For the most part, the parties have observed the terms of that injunction. Adherence to those rules has apparently lessened the confrontations and ensuing altercations between the parties which occurred prior to the issuance of the injunction. After trial, the Court sees no reason to vary the terms of the preliminary injunction with slight exceptions. Therefore the Court rules that a permanent injunction issue ordering plaintiff, its agents, servants, guests, employees and invitees not to park within the right of way, as set forth in the deed duly recorded at Book 5098, Page 399, except to load and unload vehicles at its garage door; that plaintiff is to maintain the white dividing line now marking the boundary line between the property of plaintiff and defendants and the white "No Parking" sign painted on the said right of way; that plaintiff maintain the notice now posted in its shop that there is to be no parking in the said way and that plaintiff use its best efforts to keep invitees and guests out of said right of way. This same permanent injunction shall order the defendants, members of their family, their agents or servants not to park within the right of way from Monday through Saturday, inclusive, between the hours of 7:00 A.M. and 5:00 P.M.

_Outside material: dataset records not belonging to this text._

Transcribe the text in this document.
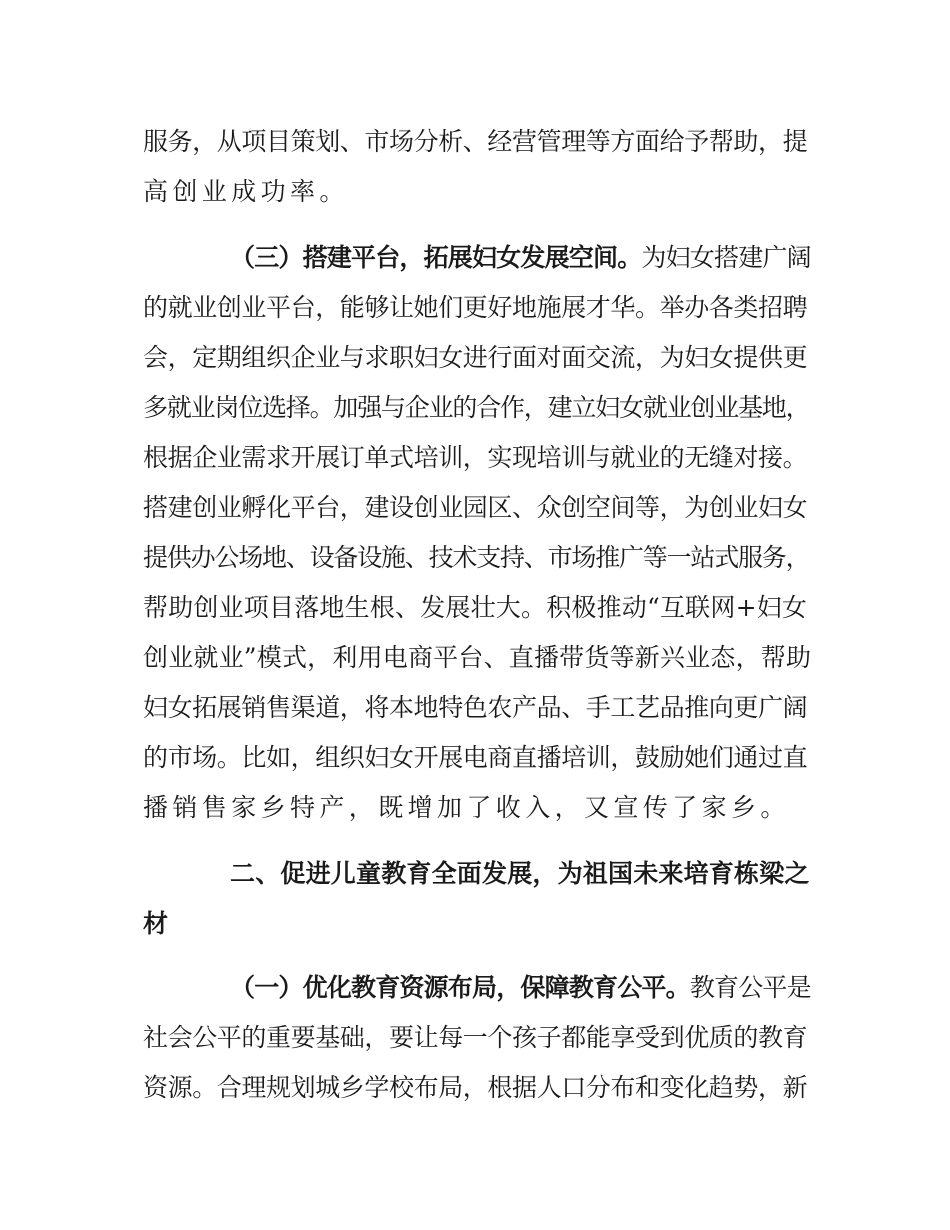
服务，从项目策划、市场分析、经营管理等方面给予帮助，提
高创业成功率。
（三）搭建平台，拓展妇女发展空间。为妇女搭建广阔
的就业创业平台，能够让她们更好地施展才华。举办各类招聘
会，定期组织企业与求职妇女进行面对面交流，为妇女提供更
多就业岗位选择。加强与企业的合作，建立妇女就业创业基地，
根据企业需求开展订单式培训，实现培训与就业的无缝对接。
搭建创业孵化平台，建设创业园区、众创空间等，为创业妇女
提供办公场地、设备设施、技术支持、市场推广等一站式服务，
帮助创业项目落地生根、发展壮大。积极推动“互联网+妇女
创业就业”模式，利用电商平台、直播带货等新兴业态，帮助
妇女拓展销售渠道，将本地特色农产品、手工艺品推向更广阔
的市场。比如，组织妇女开展电商直播培训，鼓励她们通过直
播销售家乡特产，既增加了收入，又宣传了家乡。
二、促进儿童教育全面发展，为祖国未来培育栋梁之
材
（一）优化教育资源布局，保障教育公平。教育公平是
社会公平的重要基础，要让每一个孩子都能享受到优质的教育
资源。合理规划城乡学校布局，根据人口分布和变化趋势，新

The Court cautions the parties that the provisions of this injunction be strictly observed.
[Note 1] All references to recorded instruments are to instruments filed at the Essex South District Registry of Deeds unless otherwise indicated.
[Note 2] Appendix A is a portion of Exhibit 2, to which the Court has added certain notations for clarification.
[Note 3] Mass. App. Ct. Adv. Sh. (1979) 2453, 2455.